Выруливая с парковки, я чувствую на себе взгляды членов совета Общества охраны старины, сверлящие меня так, словно я представляю собой движущуюся мишень. Все они выглядят на редкость спокойными и невозмутимыми. Не была ли смерть Джимми наказанием за то, что он сотворил с Джесс? Не в этом ли и состоит все дело? Неужели они сделали это ради меня? Тайлер пригрозил ему вчера вечером, но то же самое сделал и я, а алиби на минувшую ночь у меня нет. Я тогда был в лесу, совершенно один, видя вещий сон, поскольку я гребаный пророк. Я сдергиваю с приборной панели бейсболку и натягиваю ее на лоб. Я смотрю на свои руки, вижу под ногтями засохшую кровь и думаю: а не мог ли я прикончить его сам?

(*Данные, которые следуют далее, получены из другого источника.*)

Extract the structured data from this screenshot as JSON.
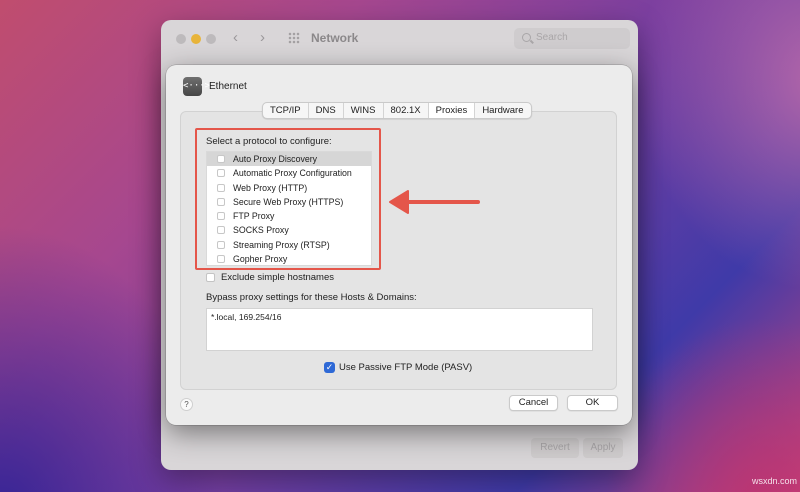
{
  "background_window": {
    "title": "Network",
    "search_placeholder": "Search",
    "revert_label": "Revert",
    "apply_label": "Apply"
  },
  "dialog": {
    "interface_name": "Ethernet",
    "interface_icon_glyph": "<···>",
    "tabs": [
      {
        "label": "TCP/IP",
        "active": false
      },
      {
        "label": "DNS",
        "active": false
      },
      {
        "label": "WINS",
        "active": false
      },
      {
        "label": "802.1X",
        "active": false
      },
      {
        "label": "Proxies",
        "active": true
      },
      {
        "label": "Hardware",
        "active": false
      }
    ],
    "protocol_prompt": "Select a protocol to configure:",
    "protocols": [
      {
        "label": "Auto Proxy Discovery",
        "checked": false,
        "selected": true
      },
      {
        "label": "Automatic Proxy Configuration",
        "checked": false,
        "selected": false
      },
      {
        "label": "Web Proxy (HTTP)",
        "checked": false,
        "selected": false
      },
      {
        "label": "Secure Web Proxy (HTTPS)",
        "checked": false,
        "selected": false
      },
      {
        "label": "FTP Proxy",
        "checked": false,
        "selected": false
      },
      {
        "label": "SOCKS Proxy",
        "checked": false,
        "selected": false
      },
      {
        "label": "Streaming Proxy (RTSP)",
        "checked": false,
        "selected": false
      },
      {
        "label": "Gopher Proxy",
        "checked": false,
        "selected": false
      }
    ],
    "exclude_simple_hostnames": {
      "label": "Exclude simple hostnames",
      "checked": false
    },
    "bypass_label": "Bypass proxy settings for these Hosts & Domains:",
    "bypass_value": "*.local, 169.254/16",
    "passive_ftp": {
      "label": "Use Passive FTP Mode (PASV)",
      "checked": true,
      "check_glyph": "✓"
    },
    "help_label": "?",
    "cancel_label": "Cancel",
    "ok_label": "OK"
  },
  "annotation": {
    "highlight_color": "#e4564a"
  },
  "watermark": "wsxdn.com",
  "colors": {
    "accent": "#2e69d6",
    "traffic_yellow": "#e8b43a"
  }
}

Я направляюсь прямиком к комбайну. Я просто не могу пойти сейчас в дом и встретиться лицом к лицу с мамой, Умничкой и Джесс – только не после того, что произошло.
Я опять пытаюсь дозвониться до мисс Грейнджер, но мой звонок сразу же переключается на ее голосовую почту.
– Черт, черт! – ору я, тряся телефон. Дейл, конечно, звонил мне миллион раз – думаю, он еще не слышал о гибели Джимми, поскольку все время спрашивает только об одном – о подробностях, касающихся меня и Эли. До него дошел слух, будто нас с ней застукали, когда мы целовались и ласкали друг друга в Адском доме. Честное слово, этот городок… Здесь сразу же начинают болтать и о том, что было, и о том, чего не было.
Запуская двигатель комбайна, я изо всех сил стараюсь выкинуть из головы образ Джесс, лежащей на той койке, уставясь на меня с таким видом, будто она знает, что должно случиться и ей все равно, будто она уже списала себя со счетов… и меня тоже. А вот образ Джимми, стоящего на коленях перед алтарем… образ Умнички, протягивающей мне свой «дар» в моем сне… кукла-пупс… теленок… серые тучи… шум комбайна, обрабатывающего пшеницу… его руль в моих руках, вибрирующий, как пульсировала жила в шее Джимми, – все, все кажется мне напоминанием.
Пшеница всегда была для меня местом, где я мог забыться, прибежищем, но сейчас она кажется мне тюрьмой, как будто ее колосья давят на меня со всех сторон. Приблизившись к ограде, за которой начинаются земли ранчо Нили, я делаю широкий разворот. Молотя зерно на пути обратно, в сторону нашего дома, я замечаю, как по подъездной дороге к нам движется облачко пыли. Хоть бы это оказалась мисс Грейнджер, ведь нам с ней ох как надо поговорить.